Federico García Lorca


Al contrario de los dandys, yuppies e impetuosos jóvenes neoliberales, que se perfuman a diario con un litro de Versace para no sentir el aroma delator de la realidad, yo al publicitado capitalismo lo que le encuentro básicamente es pobreza, aunque no niego haberme liado con algunas de sus actrices y burguesitas, y haber paladeado de vez en cuando sus controvertidos paraísos artificiales.
Creo, también al contrario de los filipichines ministeriales, que este sistema salvaje se erigió hace rato en la gran transnacional del miedo, el oscurantismo de la modernidad, la caverna del porvenir, así su estratagema sea vestirse de luces enceguecedoras y fabricar leyendas optimistas.
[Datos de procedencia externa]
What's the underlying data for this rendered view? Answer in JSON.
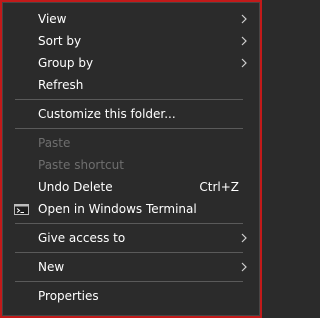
{
  "menu": {
    "view": "View",
    "sort_by": "Sort by",
    "group_by": "Group by",
    "refresh": "Refresh",
    "customize": "Customize this folder...",
    "paste": "Paste",
    "paste_shortcut": "Paste shortcut",
    "undo_delete": "Undo Delete",
    "undo_delete_shortcut": "Ctrl+Z",
    "open_terminal": "Open in Windows Terminal",
    "give_access": "Give access to",
    "new": "New",
    "properties": "Properties"
  },
  "icons": {
    "terminal": "terminal-icon",
    "submenu": "chevron-right-icon"
  },
  "colors": {
    "background": "#2b2b2b",
    "frame": "#c21a1a",
    "text": "#ffffff",
    "disabled_text": "#6e6e6e",
    "separator": "#5a5a5a"
  }
}
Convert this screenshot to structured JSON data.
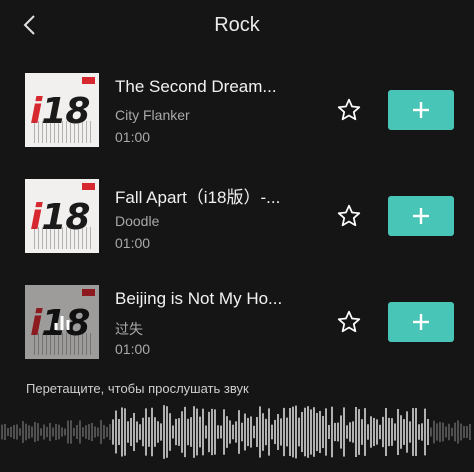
{
  "header": {
    "title": "Rock"
  },
  "tracks": [
    {
      "title": "The Second Dream...",
      "artist": "City Flanker",
      "duration": "01:00",
      "playing": false
    },
    {
      "title": "Fall Apart（i18版）-...",
      "artist": "Doodle",
      "duration": "01:00",
      "playing": false
    },
    {
      "title": "Beijing is Not My Ho...",
      "artist": "过失",
      "duration": "01:00",
      "playing": true
    }
  ],
  "cover": {
    "logo_i": "i",
    "logo_rest": "18"
  },
  "icons": {
    "back": "chevron-left-icon",
    "favorite": "star-outline-icon",
    "add": "plus-icon"
  },
  "colors": {
    "accent": "#48c5b6",
    "background": "#151515",
    "logo_red": "#d7282f"
  },
  "footer": {
    "hint": "Перетащите, чтобы прослушать звук"
  }
}
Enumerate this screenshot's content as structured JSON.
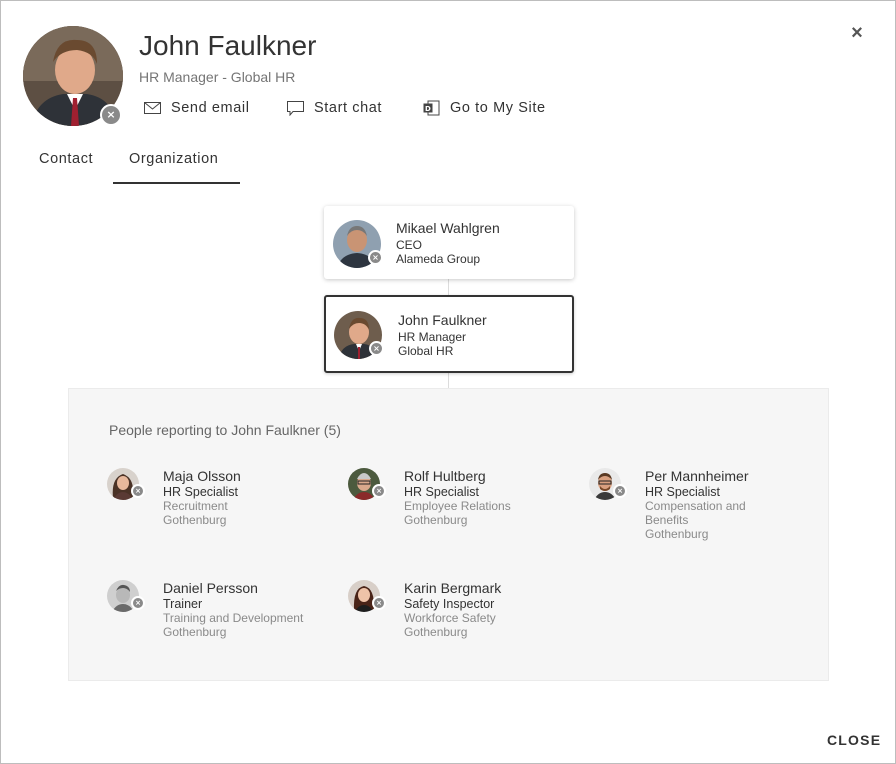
{
  "header": {
    "name": "John Faulkner",
    "title": "HR Manager - Global HR",
    "actions": [
      {
        "label": "Send email",
        "icon": "mail-icon"
      },
      {
        "label": "Start chat",
        "icon": "chat-icon"
      },
      {
        "label": "Go to My Site",
        "icon": "sharepoint-icon"
      }
    ],
    "presence_icon": "presence-offline-icon"
  },
  "tabs": [
    {
      "label": "Contact",
      "selected": false
    },
    {
      "label": "Organization",
      "selected": true
    }
  ],
  "org": {
    "manager": {
      "name": "Mikael Wahlgren",
      "title": "CEO",
      "department": "Alameda Group"
    },
    "current": {
      "name": "John Faulkner",
      "title": "HR Manager",
      "department": "Global HR"
    },
    "reports_heading": "People reporting to John Faulkner (5)",
    "reports": [
      {
        "name": "Maja Olsson",
        "title": "HR Specialist",
        "department": "Recruitment",
        "location": "Gothenburg"
      },
      {
        "name": "Rolf Hultberg",
        "title": "HR Specialist",
        "department": "Employee Relations",
        "location": "Gothenburg"
      },
      {
        "name": "Per Mannheimer",
        "title": "HR Specialist",
        "department": "Compensation and Benefits",
        "location": "Gothenburg"
      },
      {
        "name": "Daniel Persson",
        "title": "Trainer",
        "department": "Training and Development",
        "location": "Gothenburg"
      },
      {
        "name": "Karin Bergmark",
        "title": "Safety Inspector",
        "department": "Workforce Safety",
        "location": "Gothenburg"
      }
    ]
  },
  "footer": {
    "close_label": "CLOSE"
  },
  "colors": {
    "presence": "#8a8a8a",
    "tab_underline": "#333333",
    "reports_bg": "#f6f6f6"
  }
}
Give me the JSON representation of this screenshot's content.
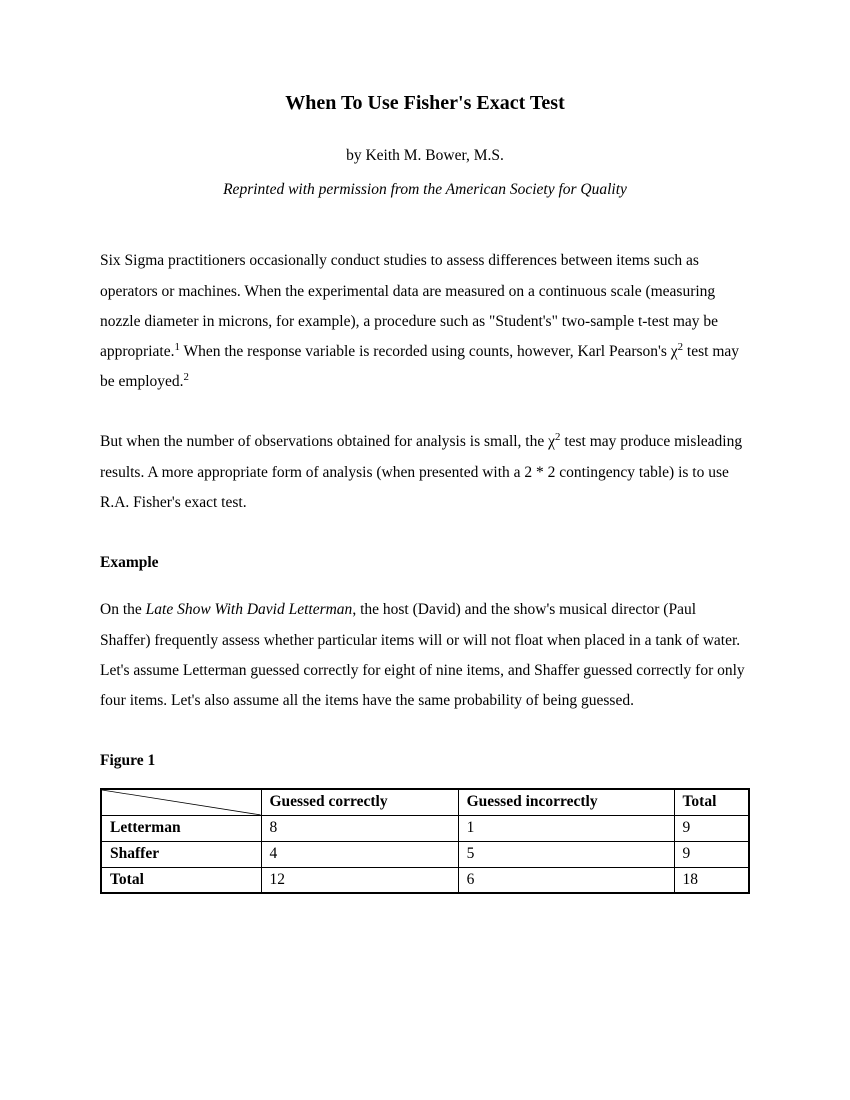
{
  "title": "When To Use Fisher's Exact Test",
  "byline": "by Keith M. Bower, M.S.",
  "reprint": "Reprinted with permission from the American Society for Quality",
  "para1_a": "Six Sigma practitioners occasionally conduct studies to assess differences between items such as operators or machines. When the experimental data are measured on a continuous scale (measuring nozzle diameter in microns, for example), a procedure such as \"Student's\" two-sample t-test may be appropriate.",
  "para1_b": " When the response variable is recorded using counts, however, Karl Pearson's ",
  "para1_c": " test may be employed.",
  "para2_a": "But when the number of observations obtained for analysis is small, the ",
  "para2_b": " test may produce misleading results. A more appropriate form of analysis (when presented with a 2 * 2 contingency table) is to use R.A. Fisher's exact test.",
  "example_head": "Example",
  "para3_a": "On the ",
  "para3_show": "Late Show With David Letterman",
  "para3_b": ", the host (David) and the show's musical director (Paul Shaffer) frequently assess whether particular items will or will not float when placed in a tank of water. Let's assume Letterman guessed correctly for eight of nine items, and Shaffer guessed correctly for only four items. Let's also assume all the items have the same probability of being guessed.",
  "figure_label": "Figure 1",
  "chi_sym": "χ",
  "fn1": "1",
  "fn2": "2",
  "sq": "2",
  "chart_data": {
    "type": "table",
    "title": "Figure 1",
    "columns": [
      "",
      "Guessed correctly",
      "Guessed incorrectly",
      "Total"
    ],
    "rows": [
      {
        "label": "Letterman",
        "correct": 8,
        "incorrect": 1,
        "total": 9
      },
      {
        "label": "Shaffer",
        "correct": 4,
        "incorrect": 5,
        "total": 9
      },
      {
        "label": "Total",
        "correct": 12,
        "incorrect": 6,
        "total": 18
      }
    ]
  }
}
Por eso, recuerdo los bancos con un terror iniciático, y se confunden en mí con los fetiches de la pesadilla. Yo era un niño pálido, reconcentrado y lunático, con el aspecto de un latido anhelante, y no salía del asombro de percibir el hechizo, pero también, algo más denso, las falacias y los errores inenarrables del mundo, cuando apareció ante mí –grandilocuente y poderoso como una injuria encarnada- el primero de estos circos donde el rey supremo es el dinero, y parece escucharse en el aire el tintineo de las morrocotas y el silbido de cerbatana de los fajos de billetes contados, con primoroso autismo, por los duchos cajeros. No sé todavía por qué me encontraba allí, pero la primera impresión fue de malestar casi físico, y ha perdurado durante todos mis años.
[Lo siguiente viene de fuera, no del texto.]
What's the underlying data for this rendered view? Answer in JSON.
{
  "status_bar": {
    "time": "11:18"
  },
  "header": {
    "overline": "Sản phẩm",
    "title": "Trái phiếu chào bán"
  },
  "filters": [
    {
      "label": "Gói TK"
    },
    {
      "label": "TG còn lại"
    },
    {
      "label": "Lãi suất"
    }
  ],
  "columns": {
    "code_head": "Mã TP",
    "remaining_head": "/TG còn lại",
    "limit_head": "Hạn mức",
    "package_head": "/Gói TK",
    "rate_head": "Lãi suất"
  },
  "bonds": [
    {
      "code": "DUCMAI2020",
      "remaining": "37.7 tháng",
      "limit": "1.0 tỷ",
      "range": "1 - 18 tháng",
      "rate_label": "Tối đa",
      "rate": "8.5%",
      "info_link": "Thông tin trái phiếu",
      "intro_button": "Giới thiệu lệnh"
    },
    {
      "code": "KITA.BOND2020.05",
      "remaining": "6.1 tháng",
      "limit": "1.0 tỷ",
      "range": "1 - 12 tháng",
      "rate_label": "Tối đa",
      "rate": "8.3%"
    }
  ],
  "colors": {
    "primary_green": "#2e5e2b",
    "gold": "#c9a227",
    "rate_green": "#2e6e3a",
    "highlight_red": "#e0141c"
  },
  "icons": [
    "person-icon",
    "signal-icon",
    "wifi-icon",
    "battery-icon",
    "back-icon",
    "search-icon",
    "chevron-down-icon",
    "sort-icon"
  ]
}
-¿Y aquí que pasa? –le pregunté a la tía que me lo enseñó, y que me haló del brazo durante toda la infancia.
-Es el sitio para guardar los centavos –me dijo ella y, mirándome con dulce compasión, añadió-: No será tu sitio predilecto, lo sospecho, pero júrame que aprenderás a manejarlo o tendrás problemas en la vida. Esto es, según parece, lo más cercano a la felicidad… sin su concurso se te abrirán instantáneamente las puertas de la ruina; piensa que estás en la Meca de la religión pragmática, sin cuya bendición no subirás al cielo de los nuevos mortales.
La única persona que leyó con delicadeza la extensión de mi sensibilidad, comprendió allí, en el templo del dinero -tan sangriento y teologal como aquellos donde los Aztecas realizaban sus sacrificios humanos y sus fieras danzas de purificación-, el perpetuo accidente, el atafago y los yerros que me ocurrirían en semejante escenario. Vislumbró, pues, que yo sería uno de los innúmeros sacrificados en el pandemonium bancario, que no tiene ni siquiera la cortesía de matar a sus esclavos, sino que los mina y tortura de manera depravada durante todos los años de su vida, les dona una agonía innombrable, y al final del camino los entrega convertidos en piltrafas.
Desde entonces, en un banco siempre me siento un paria, un espectro, un delincuente, y percibo el peso de una expresión popular según la cuál el que no logra integrarse al ritmo de su tiempo, su mundo y su sociedad, no es otra cosa que un cero a la izquierda. De ahí, seguramente, provenga mi apego a un bella confesión de Baudelaire: “Yo al dinero lo aborrezco tanto, como vosotros aborrecéis a Dios”.
Asocio el templo bancario con la primigenia sensación pánica, así los positivistas lógicos lo encuentren fascinante y glamoroso, saludable y brillante, pues creo que allí se visualiza el drama del capital y sus terribles consecuencias, que es una puesta en escena donde quedan sintetizadas las guerras fraticidas y las querellas sordas características de un mundo donde para ser hay forzosamente que tener, donde el valor y el precio se fundieron en una sola cosa, y quien no se alza con unos buenos denarios está condenado a ser apenas un espectro sensible, alguien que no participará de la visión ni de la gracia, ni de la estética, ni de los placeres de los hombres eficaces: Homo faber que sirve apenas para engrosar estadísticas y para votar, cada cuatro años, por el más deletéreo y bellaco de los hacedores de historia.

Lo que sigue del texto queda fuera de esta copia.